Rollback is route-level: the intent branch reverts to unsupported; enrolled browser_collector instances remain valid instance rows governed by normal retention and grant rules.

Open Questions

  • Should enroll_browser_collector be a distinct next-step kind, or should enroll_local_collector carry a requires_browser_session: true flag? Leaning distinct kind (decision 3) because the collector and owner need to see the browser/login requirement without parsing flags; revisit if the collector CLI would rather branch on a flag.
  • Should the bare browser binding be reconciled to browser_automation / browser_profile before or after this primitive ships? Deferred to browser-binding-launch-direction-2026-05-18.md. This change works with either outcome because it reads whatever marker the manifest declares.
  • Does Chase's money-adjacent posture warrant a stricter enrollment gate than Amazon (e.g. an explicit per-connector allowlist for browser_collector initiation)?

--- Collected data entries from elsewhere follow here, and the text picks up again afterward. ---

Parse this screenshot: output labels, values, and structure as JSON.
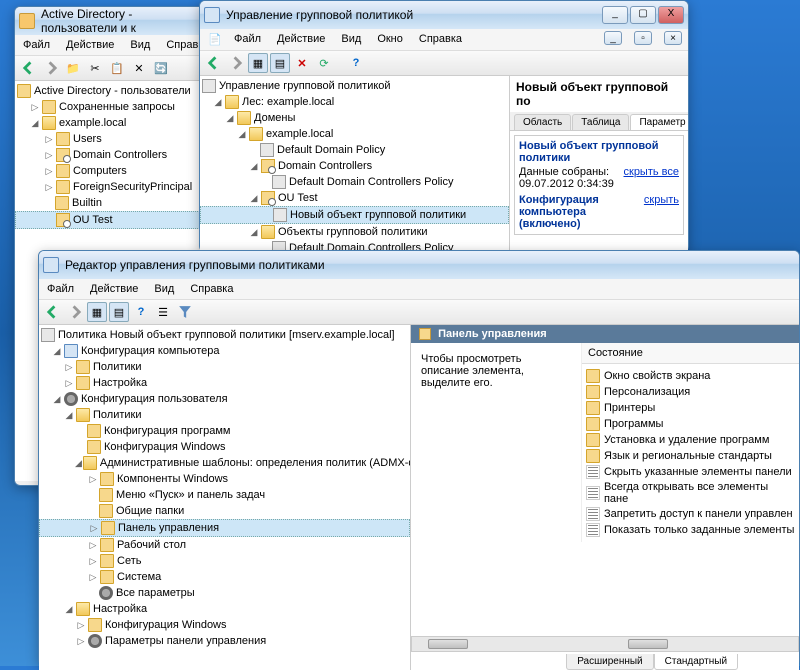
{
  "win_ad": {
    "title": "Active Directory - пользователи и к",
    "menu": [
      "Файл",
      "Действие",
      "Вид",
      "Справка"
    ],
    "root": "Active Directory - пользователи",
    "nodes": {
      "saved": "Сохраненные запросы",
      "domain": "example.local",
      "users": "Users",
      "dc": "Domain Controllers",
      "computers": "Computers",
      "fsp": "ForeignSecurityPrincipal",
      "builtin": "Builtin",
      "outest": "OU Test"
    }
  },
  "win_gpmc": {
    "title": "Управление групповой политикой",
    "menu": [
      "Файл",
      "Действие",
      "Вид",
      "Окно",
      "Справка"
    ],
    "root": "Управление групповой политикой",
    "forest": "Лес: example.local",
    "domains": "Домены",
    "domain": "example.local",
    "ddp": "Default Domain Policy",
    "dc": "Domain Controllers",
    "ddcp": "Default Domain Controllers Policy",
    "outest": "OU Test",
    "newgpo": "Новый объект групповой политики",
    "gpo_container": "Объекты групповой политики",
    "ddcp2": "Default Domain Controllers Policy",
    "detail_title": "Новый объект групповой по",
    "tabs": [
      "Область",
      "Таблица",
      "Параметр"
    ],
    "box_title": "Новый объект групповой политики",
    "box_collected": "Данные собраны:",
    "box_date": "09.07.2012 0:34:39",
    "box_hideall": "скрыть все",
    "box_compconf": "Конфигурация компьютера (включено)",
    "box_hide": "скрыть"
  },
  "win_gpe": {
    "title": "Редактор управления групповыми политиками",
    "menu": [
      "Файл",
      "Действие",
      "Вид",
      "Справка"
    ],
    "root": "Политика Новый объект групповой политики [mserv.example.local]",
    "comp_conf": "Конфигурация компьютера",
    "policies": "Политики",
    "settings": "Настройка",
    "user_conf": "Конфигурация пользователя",
    "prog_conf": "Конфигурация программ",
    "win_conf": "Конфигурация Windows",
    "admx": "Административные шаблоны: определения политик (ADMX-фа",
    "comp_win": "Компоненты Windows",
    "startmenu": "Меню «Пуск» и панель задач",
    "shared": "Общие папки",
    "cpanel": "Панель управления",
    "desktop": "Рабочий стол",
    "network": "Сеть",
    "system": "Система",
    "all": "Все параметры",
    "cpanel_params": "Параметры панели управления",
    "right_title": "Панель управления",
    "right_hint": "Чтобы просмотреть описание элемента, выделите его.",
    "col_state": "Состояние",
    "items": [
      {
        "t": "folder",
        "label": "Окно свойств экрана"
      },
      {
        "t": "folder",
        "label": "Персонализация"
      },
      {
        "t": "folder",
        "label": "Принтеры"
      },
      {
        "t": "folder",
        "label": "Программы"
      },
      {
        "t": "folder",
        "label": "Установка и удаление программ"
      },
      {
        "t": "folder",
        "label": "Язык и региональные стандарты"
      },
      {
        "t": "policy",
        "label": "Скрыть указанные элементы панели"
      },
      {
        "t": "policy",
        "label": "Всегда открывать все элементы пане"
      },
      {
        "t": "policy",
        "label": "Запретить доступ к панели управлен"
      },
      {
        "t": "policy",
        "label": "Показать только заданные элементы"
      }
    ],
    "bottom_tabs": [
      "Расширенный",
      "Стандартный"
    ]
  }
}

Out of scope here; flagged for the implementation lane.

Acceptance Checks

  • browser_collector is defined as a connector-instance source kind distinct from local_device, with a stated reason it is not local_device and not a spine source kind.
  • Binding-aware enrollment gating is specified: manifest-derived source kind, contradiction rejection, no defaulting.
  • The owner-mediated browser-bound initiation flow reaches a typed next step without marking the connection active.
  • A proof precondition is specified before any route flips Amazon off unsupported.
  • Core / Collection Profile / reference / operator boundaries are explicit, and the browser binding name reconciliation is deferred, not absorbed.
  • Implementation, Amazon proof test + scrubbed fixture, and the intent-branch flip — deferred to the implementation lane (out of scope here).